Wednesday, September 23, 2015

Linking: The Imminent Decline of Contemporary Worship Music

I have no interest in the ongoing evangelical "worship wars." However, the older I get the more I prefer the great hymns of the faith to modern praise and worship choruses. While the hymns generally have both beautiful tunes and theological depth, the choruses seem designed to whip the audience into some sort of warm fuzzy through repetition. This difference does not always hold true; I'm speaking in generalities. Churches ought to sing a variety of songs of differing styles, all with sound theology.

The church would do well to reconsider its current love affair with praise and worship choruses. Frankly, it may just be the latest fad. Twenty years from now most of today's popular choruses will be long forgotten.

About a year ago T. David Gordon wrote an interesting piece entitled The Imminent Decline of Contemporary Worship Music: Eight Reasons. Gordon offers some solid insights into why modern worship music is already fading. While I don't agree with some of his views on church life, I do believe this article is worth reading.

Speaking of music, a few years ago I wrote a post named (not too creatively) My Top Ten Favorite Hymns. While I do not know whether or not all the links still function correctly, the hymns I've listed remain my favorites.

1 comment:

Tim said...

I think the writer misses the greater problem in church music. The greater problem is not hymns verse spiritual songs, because the scripture calls for both. The real problem is whether the singing is "one another" driven or platform driven. Do God's people come prepared with what they want to sing because they were singing it all week in worship to God, or are they coming together empty of God needing a boost or fix from what is delivered from the platform. Platform singing is once a week singing in a special building. One another singing is singing all week that overflows to the rest of the saints on Sunday.
Did the author give any NT scripture on believers worship? I don't think he did or be would have seen very specific "one another" singing. Not only is it "one another singing" it is "speaking to one another" and "teaching and admonishing one another" regarding what we sang and why we want to sing it, before and after.
Col. 3:16 Let the word of Christ dwell in you richly, teaching and admonishing one another in all wisdom, singing psalms and hymns and spiritual songs, with thankfulness in your hearts to God.
Eph. 5:19 ...but be filled with the Spirit, addressing (speaking to) one another in psalms and hymns and spiritual songs, singing and making melody to the Lord with your heart,...

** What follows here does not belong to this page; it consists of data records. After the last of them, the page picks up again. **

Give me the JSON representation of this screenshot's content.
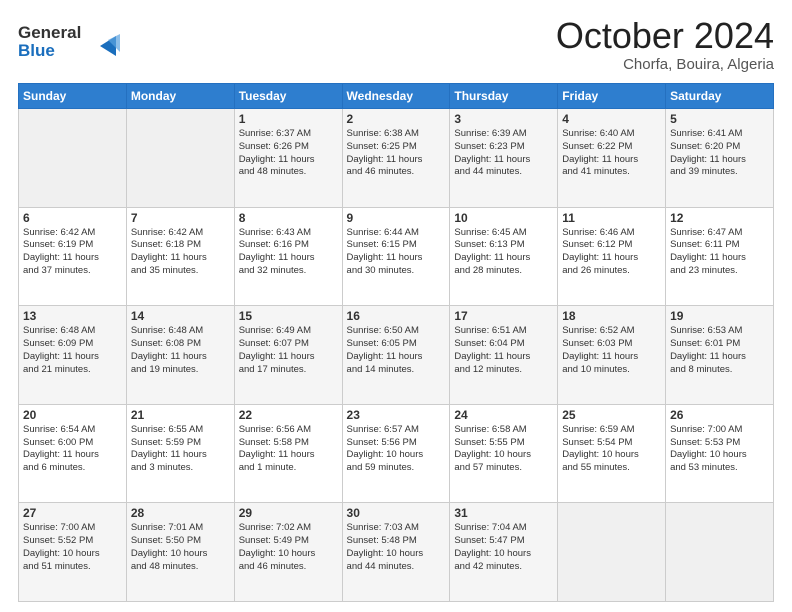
{
  "header": {
    "logo_line1": "General",
    "logo_line2": "Blue",
    "month": "October 2024",
    "location": "Chorfa, Bouira, Algeria"
  },
  "days_of_week": [
    "Sunday",
    "Monday",
    "Tuesday",
    "Wednesday",
    "Thursday",
    "Friday",
    "Saturday"
  ],
  "weeks": [
    [
      {
        "day": "",
        "content": ""
      },
      {
        "day": "",
        "content": ""
      },
      {
        "day": "1",
        "content": "Sunrise: 6:37 AM\nSunset: 6:26 PM\nDaylight: 11 hours\nand 48 minutes."
      },
      {
        "day": "2",
        "content": "Sunrise: 6:38 AM\nSunset: 6:25 PM\nDaylight: 11 hours\nand 46 minutes."
      },
      {
        "day": "3",
        "content": "Sunrise: 6:39 AM\nSunset: 6:23 PM\nDaylight: 11 hours\nand 44 minutes."
      },
      {
        "day": "4",
        "content": "Sunrise: 6:40 AM\nSunset: 6:22 PM\nDaylight: 11 hours\nand 41 minutes."
      },
      {
        "day": "5",
        "content": "Sunrise: 6:41 AM\nSunset: 6:20 PM\nDaylight: 11 hours\nand 39 minutes."
      }
    ],
    [
      {
        "day": "6",
        "content": "Sunrise: 6:42 AM\nSunset: 6:19 PM\nDaylight: 11 hours\nand 37 minutes."
      },
      {
        "day": "7",
        "content": "Sunrise: 6:42 AM\nSunset: 6:18 PM\nDaylight: 11 hours\nand 35 minutes."
      },
      {
        "day": "8",
        "content": "Sunrise: 6:43 AM\nSunset: 6:16 PM\nDaylight: 11 hours\nand 32 minutes."
      },
      {
        "day": "9",
        "content": "Sunrise: 6:44 AM\nSunset: 6:15 PM\nDaylight: 11 hours\nand 30 minutes."
      },
      {
        "day": "10",
        "content": "Sunrise: 6:45 AM\nSunset: 6:13 PM\nDaylight: 11 hours\nand 28 minutes."
      },
      {
        "day": "11",
        "content": "Sunrise: 6:46 AM\nSunset: 6:12 PM\nDaylight: 11 hours\nand 26 minutes."
      },
      {
        "day": "12",
        "content": "Sunrise: 6:47 AM\nSunset: 6:11 PM\nDaylight: 11 hours\nand 23 minutes."
      }
    ],
    [
      {
        "day": "13",
        "content": "Sunrise: 6:48 AM\nSunset: 6:09 PM\nDaylight: 11 hours\nand 21 minutes."
      },
      {
        "day": "14",
        "content": "Sunrise: 6:48 AM\nSunset: 6:08 PM\nDaylight: 11 hours\nand 19 minutes."
      },
      {
        "day": "15",
        "content": "Sunrise: 6:49 AM\nSunset: 6:07 PM\nDaylight: 11 hours\nand 17 minutes."
      },
      {
        "day": "16",
        "content": "Sunrise: 6:50 AM\nSunset: 6:05 PM\nDaylight: 11 hours\nand 14 minutes."
      },
      {
        "day": "17",
        "content": "Sunrise: 6:51 AM\nSunset: 6:04 PM\nDaylight: 11 hours\nand 12 minutes."
      },
      {
        "day": "18",
        "content": "Sunrise: 6:52 AM\nSunset: 6:03 PM\nDaylight: 11 hours\nand 10 minutes."
      },
      {
        "day": "19",
        "content": "Sunrise: 6:53 AM\nSunset: 6:01 PM\nDaylight: 11 hours\nand 8 minutes."
      }
    ],
    [
      {
        "day": "20",
        "content": "Sunrise: 6:54 AM\nSunset: 6:00 PM\nDaylight: 11 hours\nand 6 minutes."
      },
      {
        "day": "21",
        "content": "Sunrise: 6:55 AM\nSunset: 5:59 PM\nDaylight: 11 hours\nand 3 minutes."
      },
      {
        "day": "22",
        "content": "Sunrise: 6:56 AM\nSunset: 5:58 PM\nDaylight: 11 hours\nand 1 minute."
      },
      {
        "day": "23",
        "content": "Sunrise: 6:57 AM\nSunset: 5:56 PM\nDaylight: 10 hours\nand 59 minutes."
      },
      {
        "day": "24",
        "content": "Sunrise: 6:58 AM\nSunset: 5:55 PM\nDaylight: 10 hours\nand 57 minutes."
      },
      {
        "day": "25",
        "content": "Sunrise: 6:59 AM\nSunset: 5:54 PM\nDaylight: 10 hours\nand 55 minutes."
      },
      {
        "day": "26",
        "content": "Sunrise: 7:00 AM\nSunset: 5:53 PM\nDaylight: 10 hours\nand 53 minutes."
      }
    ],
    [
      {
        "day": "27",
        "content": "Sunrise: 7:00 AM\nSunset: 5:52 PM\nDaylight: 10 hours\nand 51 minutes."
      },
      {
        "day": "28",
        "content": "Sunrise: 7:01 AM\nSunset: 5:50 PM\nDaylight: 10 hours\nand 48 minutes."
      },
      {
        "day": "29",
        "content": "Sunrise: 7:02 AM\nSunset: 5:49 PM\nDaylight: 10 hours\nand 46 minutes."
      },
      {
        "day": "30",
        "content": "Sunrise: 7:03 AM\nSunset: 5:48 PM\nDaylight: 10 hours\nand 44 minutes."
      },
      {
        "day": "31",
        "content": "Sunrise: 7:04 AM\nSunset: 5:47 PM\nDaylight: 10 hours\nand 42 minutes."
      },
      {
        "day": "",
        "content": ""
      },
      {
        "day": "",
        "content": ""
      }
    ]
  ]
}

If the author even knew about these texts, would he not have mentioned their complete absence in church gatherings? "One another" driven singing is driven by our identity as "members of one another". When we sing from an alternative identity (members of an institution) we have exchanged identities, much like alternative sexualities. Am I to harsh with this? The difference in practice and the quality of worship is vastly different between the two.